How Your Pension Works
Traditionally, you would pay into a pension pot and then withdraw from that pot once you reach retirement age. How you pay into that pension pot depended on your pension scheme – some employees would pay with a portion of their monthly paycheque, but another method is called the Final Salary Pension. Instead of paying each month, your employer agrees to pay you an amount for your pension based on your final salary and the length of time served.
Should I consider a transfer?
If you are or were on a final salary pension plan then you have some options available to you that you didn’t have until recently. The government has opened up these pension plans which means you are now allowed a final salary pension transfer. Since pensions deal with significant sums of money, unfortunately there are a lot of cases of pension mis-selling and mis-sold pension claims. If you feel you have been victim to any of these, make sure to get claims advice. You should always consider your options carefully when managing your pension, but transferring your money out could work for you.
What are my options?
If you have such a pension plan with your employer, then chances are they are managing the funds and you can have little more involvement than collecting your monthly pension if you so choose. However, fewer companies are offering such pension schemes and there have been notable instances of companies collapsing and raiding pension funds before liquidating. If you’re worried about the safety and security of your pension long-term, you may feel more comfortable by being in control of where and how your pension is invested.
Why should I transfer?
There are some advantages to transferring your money. The most common reason for people to transfer from their current pension plan is so they can put the money in a SIPP (self invested pension plan). There are plenty of providers offering services akin to a marketplace for stocks and shares. If you’re comfortable about picking your own investments, you could choose that and have total control over your pension money. If you’re less comfortable with that, you can still choose to have your pension money managed at any other provider of your choosing.

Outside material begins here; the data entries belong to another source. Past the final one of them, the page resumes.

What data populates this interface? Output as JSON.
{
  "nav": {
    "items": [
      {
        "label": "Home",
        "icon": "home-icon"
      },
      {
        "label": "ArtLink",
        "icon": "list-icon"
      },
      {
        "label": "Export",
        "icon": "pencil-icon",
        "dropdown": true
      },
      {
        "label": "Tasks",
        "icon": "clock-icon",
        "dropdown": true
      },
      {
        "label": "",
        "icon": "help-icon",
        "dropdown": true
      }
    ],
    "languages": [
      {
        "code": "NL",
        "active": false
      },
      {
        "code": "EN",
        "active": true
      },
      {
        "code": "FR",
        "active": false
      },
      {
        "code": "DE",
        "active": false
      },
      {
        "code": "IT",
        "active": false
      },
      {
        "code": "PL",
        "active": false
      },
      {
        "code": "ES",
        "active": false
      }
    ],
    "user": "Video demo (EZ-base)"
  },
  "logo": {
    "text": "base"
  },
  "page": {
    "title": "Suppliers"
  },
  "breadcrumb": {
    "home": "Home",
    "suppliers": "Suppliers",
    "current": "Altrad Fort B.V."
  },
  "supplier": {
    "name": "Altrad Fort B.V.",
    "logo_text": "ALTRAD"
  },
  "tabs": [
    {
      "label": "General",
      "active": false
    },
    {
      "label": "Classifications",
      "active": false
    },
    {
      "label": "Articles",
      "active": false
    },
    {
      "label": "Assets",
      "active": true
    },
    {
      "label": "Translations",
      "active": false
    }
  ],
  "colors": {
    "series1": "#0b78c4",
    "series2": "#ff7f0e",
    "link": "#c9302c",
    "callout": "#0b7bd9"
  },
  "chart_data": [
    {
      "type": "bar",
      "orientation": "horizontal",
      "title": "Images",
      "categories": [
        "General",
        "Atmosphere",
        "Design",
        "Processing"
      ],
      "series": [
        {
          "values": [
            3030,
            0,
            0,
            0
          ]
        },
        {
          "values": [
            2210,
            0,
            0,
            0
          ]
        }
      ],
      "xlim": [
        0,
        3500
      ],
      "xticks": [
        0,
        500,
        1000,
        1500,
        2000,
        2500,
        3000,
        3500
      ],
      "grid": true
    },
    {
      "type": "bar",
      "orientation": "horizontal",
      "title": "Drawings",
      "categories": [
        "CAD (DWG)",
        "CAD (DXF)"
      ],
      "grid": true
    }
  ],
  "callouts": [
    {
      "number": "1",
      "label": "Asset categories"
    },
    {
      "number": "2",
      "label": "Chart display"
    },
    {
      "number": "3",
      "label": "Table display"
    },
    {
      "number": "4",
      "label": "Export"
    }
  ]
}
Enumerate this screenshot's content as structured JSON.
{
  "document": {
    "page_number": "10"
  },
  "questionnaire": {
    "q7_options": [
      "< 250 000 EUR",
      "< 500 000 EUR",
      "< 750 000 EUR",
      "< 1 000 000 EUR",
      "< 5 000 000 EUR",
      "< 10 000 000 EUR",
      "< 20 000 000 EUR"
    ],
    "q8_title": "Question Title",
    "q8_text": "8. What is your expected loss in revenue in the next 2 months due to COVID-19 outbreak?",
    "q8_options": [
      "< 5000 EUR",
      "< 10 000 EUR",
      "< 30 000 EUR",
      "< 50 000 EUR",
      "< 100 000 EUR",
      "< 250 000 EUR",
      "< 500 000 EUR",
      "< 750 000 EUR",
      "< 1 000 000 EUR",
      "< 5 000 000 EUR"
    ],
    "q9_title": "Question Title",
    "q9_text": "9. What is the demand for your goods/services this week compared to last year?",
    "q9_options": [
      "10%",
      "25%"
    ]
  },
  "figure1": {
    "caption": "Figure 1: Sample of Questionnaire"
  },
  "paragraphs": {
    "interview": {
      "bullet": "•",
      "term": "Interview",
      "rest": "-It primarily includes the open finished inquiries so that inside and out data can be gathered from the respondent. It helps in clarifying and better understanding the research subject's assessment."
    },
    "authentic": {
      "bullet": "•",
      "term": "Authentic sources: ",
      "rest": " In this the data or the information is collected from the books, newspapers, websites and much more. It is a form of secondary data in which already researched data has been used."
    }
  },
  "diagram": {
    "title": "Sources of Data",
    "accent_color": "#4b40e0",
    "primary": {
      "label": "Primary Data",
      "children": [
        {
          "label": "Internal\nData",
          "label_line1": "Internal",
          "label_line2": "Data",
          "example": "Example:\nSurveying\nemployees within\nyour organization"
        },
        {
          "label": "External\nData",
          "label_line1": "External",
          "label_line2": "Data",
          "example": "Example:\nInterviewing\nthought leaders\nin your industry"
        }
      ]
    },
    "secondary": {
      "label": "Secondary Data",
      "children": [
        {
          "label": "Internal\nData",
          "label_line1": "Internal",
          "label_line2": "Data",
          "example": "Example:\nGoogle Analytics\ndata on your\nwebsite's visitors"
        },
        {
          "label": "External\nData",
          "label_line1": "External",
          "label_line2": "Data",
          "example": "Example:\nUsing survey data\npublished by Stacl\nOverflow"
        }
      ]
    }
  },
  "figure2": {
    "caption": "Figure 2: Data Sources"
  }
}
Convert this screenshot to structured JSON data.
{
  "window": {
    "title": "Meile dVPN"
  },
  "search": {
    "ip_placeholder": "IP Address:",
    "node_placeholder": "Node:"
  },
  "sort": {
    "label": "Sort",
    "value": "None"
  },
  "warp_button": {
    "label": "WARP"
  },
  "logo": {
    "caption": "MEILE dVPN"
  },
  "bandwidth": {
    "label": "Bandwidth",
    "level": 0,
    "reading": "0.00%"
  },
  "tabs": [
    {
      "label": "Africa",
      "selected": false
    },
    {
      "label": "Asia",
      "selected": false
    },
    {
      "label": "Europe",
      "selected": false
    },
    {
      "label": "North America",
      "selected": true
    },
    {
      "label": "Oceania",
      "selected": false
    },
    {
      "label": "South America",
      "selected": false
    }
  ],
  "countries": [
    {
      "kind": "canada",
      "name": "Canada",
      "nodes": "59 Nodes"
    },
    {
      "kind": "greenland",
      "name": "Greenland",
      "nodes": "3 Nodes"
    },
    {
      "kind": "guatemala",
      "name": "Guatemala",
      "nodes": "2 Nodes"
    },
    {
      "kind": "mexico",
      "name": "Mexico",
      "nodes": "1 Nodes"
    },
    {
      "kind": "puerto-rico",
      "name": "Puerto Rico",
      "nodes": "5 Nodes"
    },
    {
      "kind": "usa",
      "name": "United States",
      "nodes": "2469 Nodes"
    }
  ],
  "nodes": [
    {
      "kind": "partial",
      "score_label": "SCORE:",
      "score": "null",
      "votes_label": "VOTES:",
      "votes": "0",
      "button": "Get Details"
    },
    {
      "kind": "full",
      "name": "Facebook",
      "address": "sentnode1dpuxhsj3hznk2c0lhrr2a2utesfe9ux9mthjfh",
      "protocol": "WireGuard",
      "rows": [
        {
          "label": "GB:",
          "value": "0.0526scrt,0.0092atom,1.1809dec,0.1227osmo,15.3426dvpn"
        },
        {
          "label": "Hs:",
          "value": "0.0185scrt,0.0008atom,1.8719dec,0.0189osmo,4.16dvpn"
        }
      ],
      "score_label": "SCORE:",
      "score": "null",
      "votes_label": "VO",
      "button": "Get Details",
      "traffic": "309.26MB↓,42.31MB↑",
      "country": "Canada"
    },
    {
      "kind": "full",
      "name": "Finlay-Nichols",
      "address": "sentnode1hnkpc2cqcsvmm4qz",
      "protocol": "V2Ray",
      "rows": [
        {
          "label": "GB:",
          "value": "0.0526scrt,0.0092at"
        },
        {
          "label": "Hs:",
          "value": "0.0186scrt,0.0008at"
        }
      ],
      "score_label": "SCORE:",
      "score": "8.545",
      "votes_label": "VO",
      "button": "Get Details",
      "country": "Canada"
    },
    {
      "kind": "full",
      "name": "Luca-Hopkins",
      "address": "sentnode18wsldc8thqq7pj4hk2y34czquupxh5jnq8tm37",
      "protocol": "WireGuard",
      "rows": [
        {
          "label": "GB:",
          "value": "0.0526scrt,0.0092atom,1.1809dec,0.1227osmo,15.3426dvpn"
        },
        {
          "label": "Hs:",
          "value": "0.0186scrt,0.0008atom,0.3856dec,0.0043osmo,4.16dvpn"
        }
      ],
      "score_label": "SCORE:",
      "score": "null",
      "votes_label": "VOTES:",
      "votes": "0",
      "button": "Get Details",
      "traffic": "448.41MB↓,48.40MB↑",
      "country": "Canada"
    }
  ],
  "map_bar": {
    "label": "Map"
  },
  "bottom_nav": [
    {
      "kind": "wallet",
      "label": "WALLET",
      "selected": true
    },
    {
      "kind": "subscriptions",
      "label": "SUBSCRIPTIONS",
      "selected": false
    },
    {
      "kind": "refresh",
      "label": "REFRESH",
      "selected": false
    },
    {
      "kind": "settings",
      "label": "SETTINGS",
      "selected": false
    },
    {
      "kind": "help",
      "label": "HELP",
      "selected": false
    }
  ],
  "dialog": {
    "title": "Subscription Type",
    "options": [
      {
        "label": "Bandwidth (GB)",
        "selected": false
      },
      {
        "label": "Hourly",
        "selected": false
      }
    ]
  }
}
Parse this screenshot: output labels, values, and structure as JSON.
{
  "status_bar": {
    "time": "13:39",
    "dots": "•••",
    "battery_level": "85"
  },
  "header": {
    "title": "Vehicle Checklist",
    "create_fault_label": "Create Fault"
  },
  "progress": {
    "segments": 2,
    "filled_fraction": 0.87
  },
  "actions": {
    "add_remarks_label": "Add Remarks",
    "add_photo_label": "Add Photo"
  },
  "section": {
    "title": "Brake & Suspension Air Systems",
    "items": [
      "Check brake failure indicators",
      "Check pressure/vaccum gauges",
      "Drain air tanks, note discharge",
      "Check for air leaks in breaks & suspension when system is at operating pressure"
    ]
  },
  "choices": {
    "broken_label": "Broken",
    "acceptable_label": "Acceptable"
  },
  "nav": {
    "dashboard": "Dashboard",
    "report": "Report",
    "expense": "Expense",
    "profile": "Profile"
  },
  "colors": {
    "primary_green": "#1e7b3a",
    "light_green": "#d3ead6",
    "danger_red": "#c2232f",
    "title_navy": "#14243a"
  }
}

The other advantage to transferring your money is to take advantage of the rule allowing you to 25% of the fund tax-free if you’re over 55. If you’ve been paying into your pension for your whole career, that could be a significant sum of money to get early access to. Be careful, however, as these lump sums unfortunately attract pension mis-selling scammers and has lead to many people filing mis-sold pension claims. Be sure to get claims advice if you think this has happened to you and always consider your options carefully.
In recent years a lot of flexibility in how you can manage and use your pension has opened up. Now that employers are required to provide pensions for almost all employees, it’s definitely worth paying attention to yours no matter what your age. There are a lot of options out there, so always do your research before deciding!